Джанго видел, что брату тяжело вспоминать дела давно минувших дней, но все же он нашел в себе силы сказать:

— Это, в общем, не тайна. Нинель Монруа, дальняя родственница короля Сараты, кажется, троюродная племянница. Нелли… моя первая любовь.

На этом скупые объяснения Кандора закончились, но Джанго и так все было ясно. Он любил, она его предала. Как поступить с ней и что делать с чувствами? Вот испытание. Интересно, а Боги решили, что Кандор прошел его или нет?

Глава 10 О чудесных "воскрешениях", многолетних утаиваниях и опрометчивых обещаниях

Нежные ласковые руки гладили золотые локоны, пропуская шелковистые пряди сквозь тонкие длинные пальцы. Несмотря на жуткую боль в груди и давящее чувство в голове, Аду казалось, что вот он, рай, а заботливые руки, без сомнения, принадлежат его маме… но как, мама что, тоже умерла?! Юноша хотел вскочить и распахнуть глаза, но паршивое самочувствие не дало ему даже дернуться. Напрягшись, Ад припомнил, что с ним случилось: на него напали сразу трое прислужников Светлейшей, обездвижили, погрузили в лодку, преспокойно вывезли из столицы и выбросили за борт, а перед самой смертью он видел на речном берегу всадника, огромные глаза, горящие янтарем, не оставляли сомнения в личности их обладателя — Гвейн.

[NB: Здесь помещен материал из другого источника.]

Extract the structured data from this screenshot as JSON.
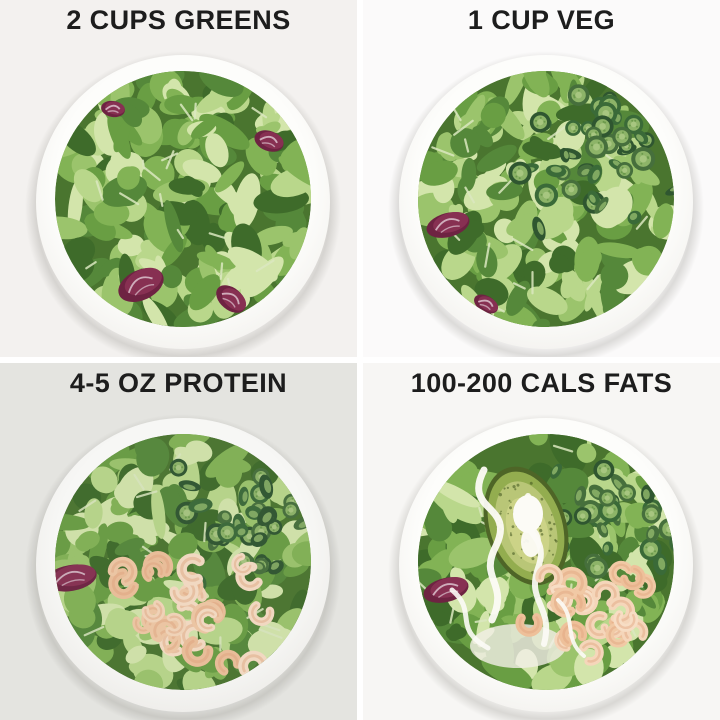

Ад медленно-медленно приподнял одно веко и взглянул на мир из-под длинных пушистых ресниц. Трава зеленая, небо голубое, солнце светит — все как всегда, никаких признаков божественного дома. Земля под спиной твердая, чуть влажная от росы, воздух свеж, даже птичка где-то сбоку в кустах бодренько чирикает. Вдруг в голове вспыхнула любимая присказка дяди Джанго: "Если больно, значит — некромант, если нет, значит — материал для некроманта". А ему было больно. Но какое такое волшебство спасло его?

Тут его голову удобнее устроили на чьих-то мягких коленях, и в поле зрения попал тот, кого юноша изначально принял за маму. Если бы Ад мог, то вздрогнул бы от удивления: он увидел над собой янтарные очи Гвейна. Ошибки быть просто не могло! Однако он мог точно сказать, что перед ним… женщина. С чертами и даже с мимикой Гвейна, но однозначно женщина. Чистое лицо, более мягкие черты, угадывающаяся под одеждами порсульских янычаров грудь, изящная шея и кисти, — все указывало на представительницу прекрасного пола. Поскольку говорить Ад был еще не в состоянии, так же как и подать другие признаки жизни, он принялся думать. Это, права, тоже давалось с трудом, но молодой человек чувствовал, что если продолжит просто лежать, то снова уплывет в беспамятство, чего очень не хотелось. Он не знал, сколько времени он думал о прекрасной незнакомке, приглядывающей за ним, пока его не озарила догадка: это кронгерцогиня Порсульская! Дальше он подумать не успел, поскольку рядом раздался незнакомый мужской голос:

— Все, последняя! И не лень ей было столько сетей плести! Не джин — паучиха!

— Точно все? — обеспокоенно отозвалась предположительно названая сестра Великого султана.

— Когда я оступался, Мариана? — с какими-то рокочущими нотками протянул мужчина, словно ему доставляло невероятное удовольствие произносить её имя. — Может, в первое свое тысячелетие и бывало такое, но на твоем веку уж точно нет.